Although it is a simple dessert to prepare, it never occurred to me that I could actually make it at home...not until I first saw it at Esther's blog, Bits and Pieces of Life. She has followed the recipe from Makansutra, and thanks to Seetoh's video, I've since learned how to cook tua suan! I noted his unique way of stir frying the mung beans till it caramelised. This is definitely something different from the usual method of steaming the mung beans. By stir frying them, not only it shortens the preparation time; ensures the beans remain 'whole'; it also gives the dessert a nice golden hue. I have later tried another recipe using the steam method (just to compare), but the colour of the tau suan looks so pale and unappetising despite replacing white sugar with brown ones.

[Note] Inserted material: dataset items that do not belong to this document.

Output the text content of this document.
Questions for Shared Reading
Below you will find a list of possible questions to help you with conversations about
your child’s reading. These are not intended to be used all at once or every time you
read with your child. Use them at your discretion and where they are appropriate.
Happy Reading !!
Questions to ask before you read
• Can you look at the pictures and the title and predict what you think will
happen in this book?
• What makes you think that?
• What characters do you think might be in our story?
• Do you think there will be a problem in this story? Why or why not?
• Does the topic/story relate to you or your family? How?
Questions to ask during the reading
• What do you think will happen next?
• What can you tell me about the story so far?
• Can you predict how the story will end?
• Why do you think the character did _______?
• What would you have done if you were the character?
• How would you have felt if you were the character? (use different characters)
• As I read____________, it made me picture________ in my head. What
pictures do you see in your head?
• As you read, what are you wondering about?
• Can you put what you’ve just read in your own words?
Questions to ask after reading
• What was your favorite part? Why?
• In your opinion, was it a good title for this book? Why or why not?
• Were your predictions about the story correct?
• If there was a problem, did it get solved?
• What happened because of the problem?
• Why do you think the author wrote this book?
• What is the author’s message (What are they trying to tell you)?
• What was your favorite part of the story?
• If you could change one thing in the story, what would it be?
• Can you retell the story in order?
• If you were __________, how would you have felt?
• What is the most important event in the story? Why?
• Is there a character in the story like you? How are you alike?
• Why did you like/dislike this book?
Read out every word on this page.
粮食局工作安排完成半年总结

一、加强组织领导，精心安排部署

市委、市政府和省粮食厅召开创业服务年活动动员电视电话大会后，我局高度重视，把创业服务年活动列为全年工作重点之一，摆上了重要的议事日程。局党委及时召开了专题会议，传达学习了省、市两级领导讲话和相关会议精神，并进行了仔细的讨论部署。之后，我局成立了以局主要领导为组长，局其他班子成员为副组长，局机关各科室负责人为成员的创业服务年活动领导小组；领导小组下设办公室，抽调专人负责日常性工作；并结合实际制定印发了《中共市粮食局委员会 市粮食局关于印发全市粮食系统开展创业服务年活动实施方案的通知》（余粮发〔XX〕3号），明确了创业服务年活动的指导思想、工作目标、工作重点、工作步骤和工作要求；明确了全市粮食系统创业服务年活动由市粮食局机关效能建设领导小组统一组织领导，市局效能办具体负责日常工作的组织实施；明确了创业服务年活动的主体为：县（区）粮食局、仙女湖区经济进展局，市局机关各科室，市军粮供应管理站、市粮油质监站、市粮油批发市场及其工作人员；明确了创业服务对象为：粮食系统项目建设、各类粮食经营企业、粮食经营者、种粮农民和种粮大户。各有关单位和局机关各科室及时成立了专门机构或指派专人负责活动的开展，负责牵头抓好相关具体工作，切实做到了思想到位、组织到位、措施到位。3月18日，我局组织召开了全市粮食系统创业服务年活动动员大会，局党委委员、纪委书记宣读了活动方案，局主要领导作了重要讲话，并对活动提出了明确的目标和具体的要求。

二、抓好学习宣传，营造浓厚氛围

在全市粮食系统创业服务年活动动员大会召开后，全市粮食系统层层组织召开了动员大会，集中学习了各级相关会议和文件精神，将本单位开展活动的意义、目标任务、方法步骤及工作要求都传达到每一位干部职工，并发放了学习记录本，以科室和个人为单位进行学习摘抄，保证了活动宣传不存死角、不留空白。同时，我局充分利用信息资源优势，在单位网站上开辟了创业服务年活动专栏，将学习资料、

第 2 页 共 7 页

The other thing to note is the right type of starch to use as thickening agent. Water chestnut flour will give the best moulthfeel, without being too sticky, followed by sweet potato flour. Hope over to this interesting article to learn about the 'power' of the various thickening agents. For his recipe, Seetoh uses a combination of water chestnut and sweet potato flour. However, I used only sweet potato flour, yet I don't find the consistency or taste of the tau suan being compromised. My homemade tau suan tastes better than what I could get from most dessert stalls. Someday, when I find suitable recipes to use up water chestnut flour, I will certainly use it to thicken the dessert.
With the right knowledge of the ingredients, and following the recipe closely, anyone can make a nice bowl of tau suan. Do give this simple dessert a try, I am sure you won't regret it :)
Tau Suan with You Tiao
Ingredients:
(serves 4)
1.5 ltr water
2 ~ 3 bundles of pandan leaves
250g split mung beans
3 tablespoons granulated sugar
50g sweet potato flour (original recipe calls for 30g water chestnut flour and 20g sweet potato flour)
50ml water
2 ~ 3 tablespoons granulated sugar (adjust according to taste)
1 stick of you tiao
Method:
- Soak mung beans for about 5mins. Drain and set aside.
- Wash pandan leaves and tie into bundles.
- Place water and pandan leaves in a pot. Leave to simmer for about 10mins.
- In the mean time, place mung beans in a frying pan. Add 3 tablespoons of sugar and stir fry continuously over low heat till the mung beans caramelised (about 8~10 mins).
- Discard the pandan leaves from the pot of water.
- Transfer mung beans into the pot of water. Bring it back to boil. Leave to boil for another 5~10 mins. Taste the beans for the prefered texture. Cook a couple of mins longer if prefer softer texture. Add in 2 ~ 3 tablespoons of sugar. Stir to dissolve the sugar.
- Dissolve sweet potato flour with 50ml of water. Stir in gradually. Turn off the heat once it comes to a boil.